Embedded NTP Server

Now that I got the results I wanted from my embedded NTP client, I wanted to convert it to an NTP server.  I also wanted it to support interleaved NTP mode, so it could have hardware timestamps for everything.

Basic NTP server

First, I wanted to get a basic NTP server working.  I already had most of the code for this already.  From previous measurements, I knew the delay between submitting the packet to LwIP and it transmitting was between 12.8us and 16.1us.  I chose the smallest value and adjusted the transmitted timestamp by that amount.  I also added RX and TX adjustments according to the PHY's datasheet.

As usual, I measured it from my other stratum 1 NTP servers with hardware timestamps enabled.

APU2 based NTP server
stm32mp1 based NTP server

I restarted the archmax NTP server a few times during this time period, to adjust the software.  On day 7 at around 05:00, I added a compensation to the RX timestamp to lower the offset by 375ns.

This is a decent result.  The difference between the mean RTT and the max RTT is 3.8us and the RTT stddev is 408ns.

Interleaved NTP

Basic NTP can give these clients hardware timestamps on the three of the four measurements.  But if I want hardware timestamps for all four, I need Interleaved NTP.

I implemented the server in a simple fashion.  It stores the last 100 timestamps, one per source IP.  This is enough for my needs, but this hardware has enough memory for tracking timestamps for around 7000 different clients.

The graphs below are after I switched the other NTP servers to using interleaved mode with the archmax NTP server.

APU2 based NTP server
stm32mp1 based NTP server

The stm32mp1 has much less RTT based noise than the APU2.  Looking closer into it, 34 of the 21,653 samples (0.2%) on the APU2 used kernel timestamps rather than hardware on the APU2's side.  Excluding those samples gives a better graph.

Hardware timestamps only on the APU2 based NTP server

After switching to interleaved mode, the difference between mean RTT and max RTT went from 3.7us to 0.2us.  That reduces the amount of jitter introduced by the network.  The stddev of RTT values also went from 408ns to 86ns.

Long term median offsets were all within 200ns.  So that looks pretty good.  The noise in offsets are at least partially caused by the local crystal oscillator moving so much.

Code

Code is on github

Next plans

I've ordered a Teensy 4.1 and the needed parts for ethernet.  I want to port this code over to the Teensy platform.
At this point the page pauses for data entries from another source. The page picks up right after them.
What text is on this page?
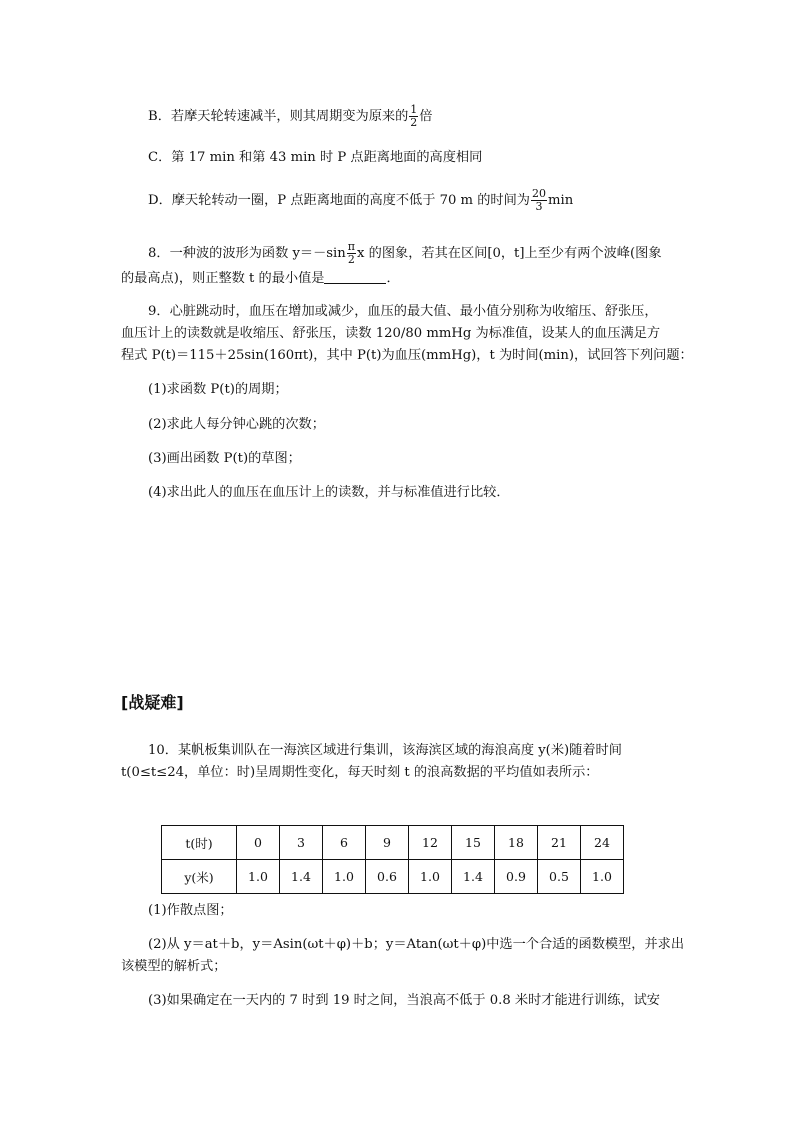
B．若摩天轮转速减半，则其周期变为原来的 $\frac{1}{2}$ 倍
C．第 17 min 和第 43 min 时 P 点距离地面的高度相同
D．摩天轮转动一圈，P 点距离地面的高度不低于 70 m 的时间为 $\frac{20}{3}$ min
8．一种波的波形为函数 $y=-\sin \frac{\pi}{2}$ x 的图象，若其在区间[0，t]上至少有两个波峰(图象
的最高点)，则正整数 t 的最小值是	．
9．心脏跳动时，血压在增加或减少，血压的最大值、最小值分别称为收缩压、舒张压，
血压计上的读数就是收缩压、舒张压，读数 120/80 mmHg 为标准值，设某人的血压满足方
程式 P(t)＝115＋25sin(160πt)，其中 P(t)为血压(mmHg)，t 为时间(min)，试回答下列问题：
(1)求函数 P(t)的周期；
(2)求此人每分钟心跳的次数；
(3)画出函数 P(t)的草图；
(4)求出此人的血压在血压计上的读数，并与标准值进行比较．
[战疑难]
10．某帆板集训队在一海滨区域进行集训，该海滨区域的海浪高度 y(米)随着时间
t(0≤t≤24，单位：时)呈周期性变化，每天时刻 t 的浪高数据的平均值如表所示：
t(时)	0	3	6	9	12	15	18	21	24
y(米)	1.0	1.4	1.0	0.6	1.0	1.4	0.9	0.5	1.0
(1)作散点图；
(2)从 y＝at＋b，y＝Asin(ωt＋φ)＋b；y＝Atan(ωt＋φ)中选一个合适的函数模型，并求出
该模型的解析式；
(3)如果确定在一天内的 7 时到 19 时之间，当浪高不低于 0.8 米时才能进行训练，试安
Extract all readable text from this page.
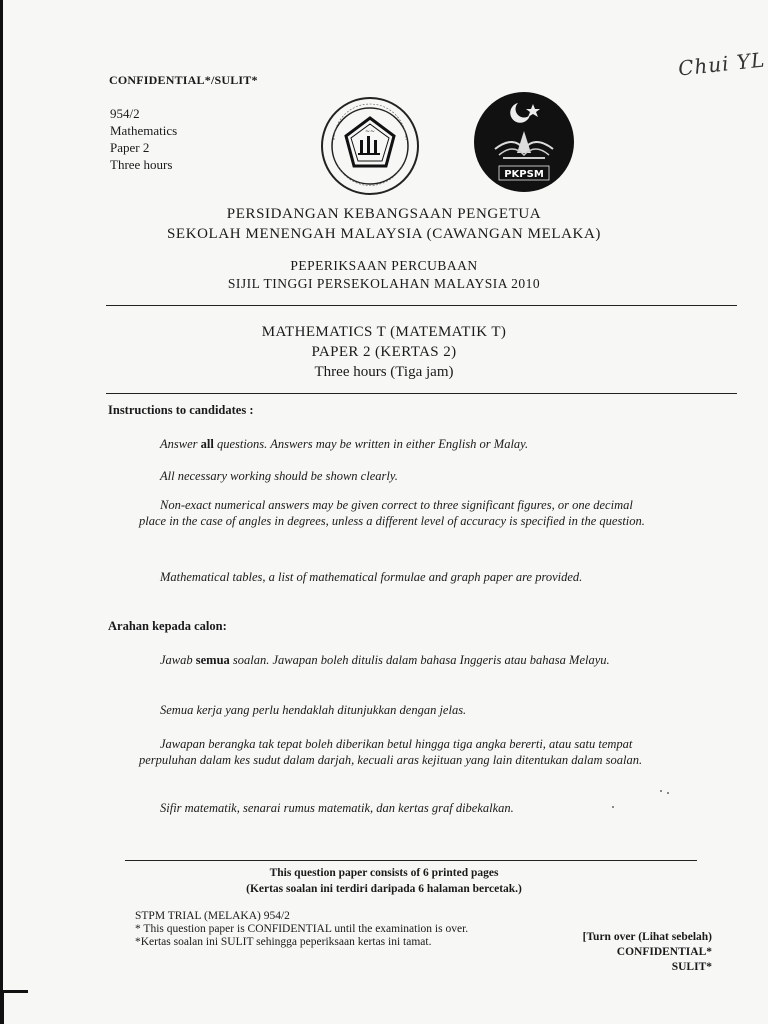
Chui YL
CONFIDENTIAL*/SULIT*
954/2
Mathematics
Paper 2
Three hours
~~
PKPSM
PERSIDANGAN KEBANGSAAN PENGETUA
SEKOLAH MENENGAH MALAYSIA (CAWANGAN MELAKA)
PEPERIKSAAN PERCUBAAN
SIJIL TINGGI PERSEKOLAHAN MALAYSIA 2010
MATHEMATICS T (MATEMATIK T)
PAPER 2 (KERTAS 2)
Three hours (Tiga jam)
Instructions to candidates :
Answer all questions. Answers may be written in either English or Malay.
All necessary working should be shown clearly.
Non-exact numerical answers may be given correct to three significant figures, or one decimal place in the case of angles in degrees, unless a different level of accuracy is specified in the question.
Mathematical tables, a list of mathematical formulae and graph paper are provided.
Arahan kepada calon:
Jawab semua soalan. Jawapan boleh ditulis dalam bahasa Inggeris atau bahasa Melayu.
Semua kerja yang perlu hendaklah ditunjukkan dengan jelas.
Jawapan berangka tak tepat boleh diberikan betul hingga tiga angka bererti, atau satu tempat perpuluhan dalam kes sudut dalam darjah, kecuali aras kejituan yang lain ditentukan dalam soalan.
Sifir matematik, senarai rumus matematik, dan kertas graf dibekalkan.
This question paper consists of 6 printed pages
(Kertas soalan ini terdiri daripada 6 halaman bercetak.)
STPM TRIAL (MELAKA) 954/2
* This question paper is CONFIDENTIAL until the examination is over.
*Kertas soalan ini SULIT sehingga peperiksaan kertas ini tamat.	[Turn over (Lihat sebelah)
CONFIDENTIAL*
SULIT*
The MCU on the Teensy has PPS input directly on the NIC's 1588 hardware timer, which should make clock sync easier.  It also has more memory and a faster CPU.  The 1588 hardware timer is only 32 bits, so another clock in the system will need to track seconds.  There's a few other hardware differences that I'll need to account for.  The IP stacks on the Teensy are still experimental, so I'll probably need to do extra work getting everything running.